​Majed A. Alrefae is an Assistant Professor at Yanbu Industrial College, Royal Commission Yanbu Colleges and Institutes. He received his Ph.D. from Purdue University in 2018, MS from KAUST in 2013, and BS from KFUPM in 2008. He worked as a project engineer at SABIC from 2008 to 2010. At Purdue University, Majed optimized and characterized a custom-built scalable roll-to-roll plasma CVD system to deposit carbon nanostructures on various flexible substrates, including Cu foil and carbon fiber. Majed won the KAUST Seed Fund in 2012 and was the most improved Entrepreneurial Lead in the I-Corps Program in 2017 for commercializing carbon nanostructures. His research focus is on developing plasma processes to produce carbon nanostructures for energy and water desalination applications.

Title

The Future of Composites with Graphene Nanopetals: Scalable Deposition of Graphene Nanopetals on Carbon Fiber

Abstract

Graphene nanopetals are vertically-aligned carbon nanostructures materials that can be deposited on carbon fiber.
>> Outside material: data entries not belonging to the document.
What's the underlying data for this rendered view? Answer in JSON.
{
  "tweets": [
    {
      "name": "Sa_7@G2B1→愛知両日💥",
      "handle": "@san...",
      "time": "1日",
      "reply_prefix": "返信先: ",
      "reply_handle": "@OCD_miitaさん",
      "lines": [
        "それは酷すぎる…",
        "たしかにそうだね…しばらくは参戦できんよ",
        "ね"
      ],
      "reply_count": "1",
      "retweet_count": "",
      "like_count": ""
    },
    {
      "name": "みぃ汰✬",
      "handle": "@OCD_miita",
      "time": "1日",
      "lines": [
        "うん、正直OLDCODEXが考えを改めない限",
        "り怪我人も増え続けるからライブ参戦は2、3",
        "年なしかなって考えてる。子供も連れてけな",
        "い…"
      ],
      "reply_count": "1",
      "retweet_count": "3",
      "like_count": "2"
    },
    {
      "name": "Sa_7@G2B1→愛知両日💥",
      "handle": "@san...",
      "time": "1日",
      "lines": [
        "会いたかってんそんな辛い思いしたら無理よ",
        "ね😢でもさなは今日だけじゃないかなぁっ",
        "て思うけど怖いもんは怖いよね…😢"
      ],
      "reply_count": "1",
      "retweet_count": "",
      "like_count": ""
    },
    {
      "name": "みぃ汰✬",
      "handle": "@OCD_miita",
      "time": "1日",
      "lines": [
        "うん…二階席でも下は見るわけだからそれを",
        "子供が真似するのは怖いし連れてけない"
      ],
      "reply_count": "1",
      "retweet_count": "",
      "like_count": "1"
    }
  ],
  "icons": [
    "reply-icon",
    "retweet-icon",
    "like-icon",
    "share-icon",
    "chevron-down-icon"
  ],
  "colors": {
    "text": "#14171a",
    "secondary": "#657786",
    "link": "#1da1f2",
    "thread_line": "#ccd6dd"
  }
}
Several studies showed that graphene nanopetals decrease the interfacial thermal and electrical resistances of composites, improve the interfacial strength of composites, and enhance the sensitivity and selectivity of biosensors. Here, a large-scale roll-to-roll plasma chemical vapor deposition (CVD) system was implemented to mass-produce graphene nanopetals on carbon fiber [1]. Microscale and macroscale characterization techniques were used to optimize the growth process using a sequential design of experiment model. Results show the improved density of the carbon nanostructures with increased production time. Furthermore, a heat transfer model was developed to quantify the influence of temperature distribution of carbon fiber in the roll-to-roll graphene deposition. The model was validated with in situ temperature measurements of carbon fiber in the plasma region using optical emission spectroscopy. This work aims to expand the production of graphene-coated carbon fiber for future applications of composites in energy, transportation, and sensing.

Figure 1: SEM images of graphitic petals along the 1-m long carbon fiber tow. Different morphologies exist depending on the production time, including a) separate graphene nanopetals, b) small-area growth of graphene nanopetals, c) unstructured graphene nanopetals, and d) extensive deposition of graphene nanopetals. The figure is extracted from [1].

References

[1] K. R. Saviers, M. A. Alrefae, and T. S. Fisher, Roll-to-Roll Production of Graphitic Petals on Carbon Fiber Tow, Advanced Engineering Materials, v.20(8), 1800004 (2018).